I bought this Elgin last year at a tag sale for $40 and it's been sitting outside on my porch all winter. After bringing it to Copake yesterday where it found no love, I decided to do the most econo refurbish ever to bring it back to being a rider. I picked up the handlebars for $5, and the seat for $1. The tires and tubes were a donation from my buddy. I found a chain guard for $5 which I still have to mount. Today I spent a couple hours oiling, cleaning and coaxing it back to life  and the result I am finding, is total worthwhile. My guess is this bike hadn't been ridden in at least 40 years since the tires were literally rotting away. The pedals disintegrated within 1 minute of riding so I stole a pair off an old Rollfast that was sitting behind my shed. So for the whopping sum of $56 I now have something that I will thoroughly enjoy riding on the bike paths.


----------



## OMBAC-RAT (Apr 16, 2016)

Very Nice!!!!




incajoe said:


> I bought this Elgin last year at a tag sale for $40 and it's been sitting outside on my porch all winter. After bringing it to Copake yesterday where it found no love, I decided to do the most econo refurbish ever to bring it back to being a rider.
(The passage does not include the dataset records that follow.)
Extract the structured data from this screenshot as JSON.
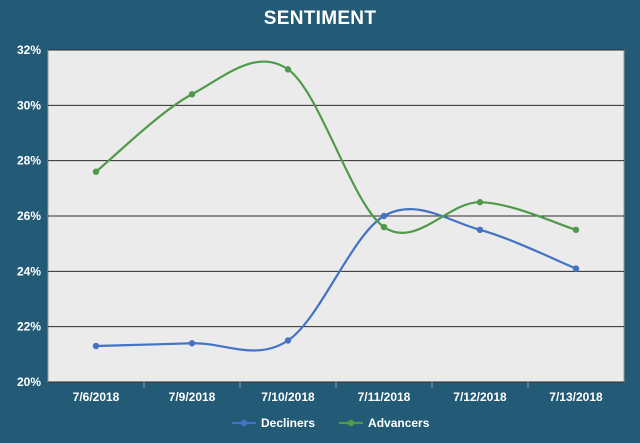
{
  "chart_data": {
    "type": "line",
    "title": "SENTIMENT",
    "categories": [
      "7/6/2018",
      "7/9/2018",
      "7/10/2018",
      "7/11/2018",
      "7/12/2018",
      "7/13/2018"
    ],
    "series": [
      {
        "name": "Decliners",
        "color": "#4472c4",
        "values": [
          21.3,
          21.4,
          21.5,
          26.0,
          25.5,
          24.1
        ]
      },
      {
        "name": "Advancers",
        "color": "#4e9a48",
        "values": [
          27.6,
          30.4,
          31.3,
          25.6,
          26.5,
          25.5
        ]
      }
    ],
    "ylim": [
      20,
      32
    ],
    "yticks": [
      "20%",
      "22%",
      "24%",
      "26%",
      "28%",
      "30%",
      "32%"
    ],
    "grid": true,
    "legend": "bottom",
    "plot_background": "#ebebeb",
    "frame_color": "#235a75"
  }
}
I picked up the handlebars for $5, and the seat for $1. The tires and tubes were a donation from my buddy. I found a chain guard for $5 which I still have to mount. Today I spent a couple hours oiling, cleaning and coaxing it back to life  and the result I am finding, is total worthwhile. My guess is this bike hadn't been ridden in at least 40 years since the tires were literally rotting away. The pedals disintegrated within 1 minute of riding so I stole a pair off an old Rollfast that was sitting behind my shed. So for the whopping sum of $56 I now have something that I will thoroughly enjoy riding on the bike paths.View attachment 305964View attachment 305965View attachment 305966View attachment 305967View attachment 305968


----------



## Intense One (Apr 16, 2016)

incajoe said:


> I bought this Elgin last year at a tag sale for $40 and it's been sitting outside on my porch all winter. After bringing it to Copake yesterday where it found no love, I decided to do the most econo refurbish ever to bring it back to being a rider. I picked up the handlebars for $5, and the seat for $1. The tires and tubes were a donation from my buddy. I found a chain guard for $5 which I still have to mount. Today I spent a couple hours oiling, cleaning and coaxing it back to life  and the result I am finding, is total worthwhile. My guess is this bike hadn't been ridden in at least 40 years since the tires were literally rotting away. The pedals disintegrated within 1 minute of riding so I stole a pair off an old Rollfast that was sitting behind my shed. So for the whopping sum of $56 I now have something that I will thoroughly enjoy riding on the bike paths.View attachment 305964View attachment 305965View attachment 305966View attachment 305967View attachment 305968



That's my kind of bike....and budget!   Nice job!


----------



## syclesavage (Apr 21, 2016)

Please take a hammer and dolly to those fenders.


----------



## rusty.kirkpatrick (Apr 21, 2016)

Whoa, I'd buy that for 56$ all day! Came out nice dude.


----------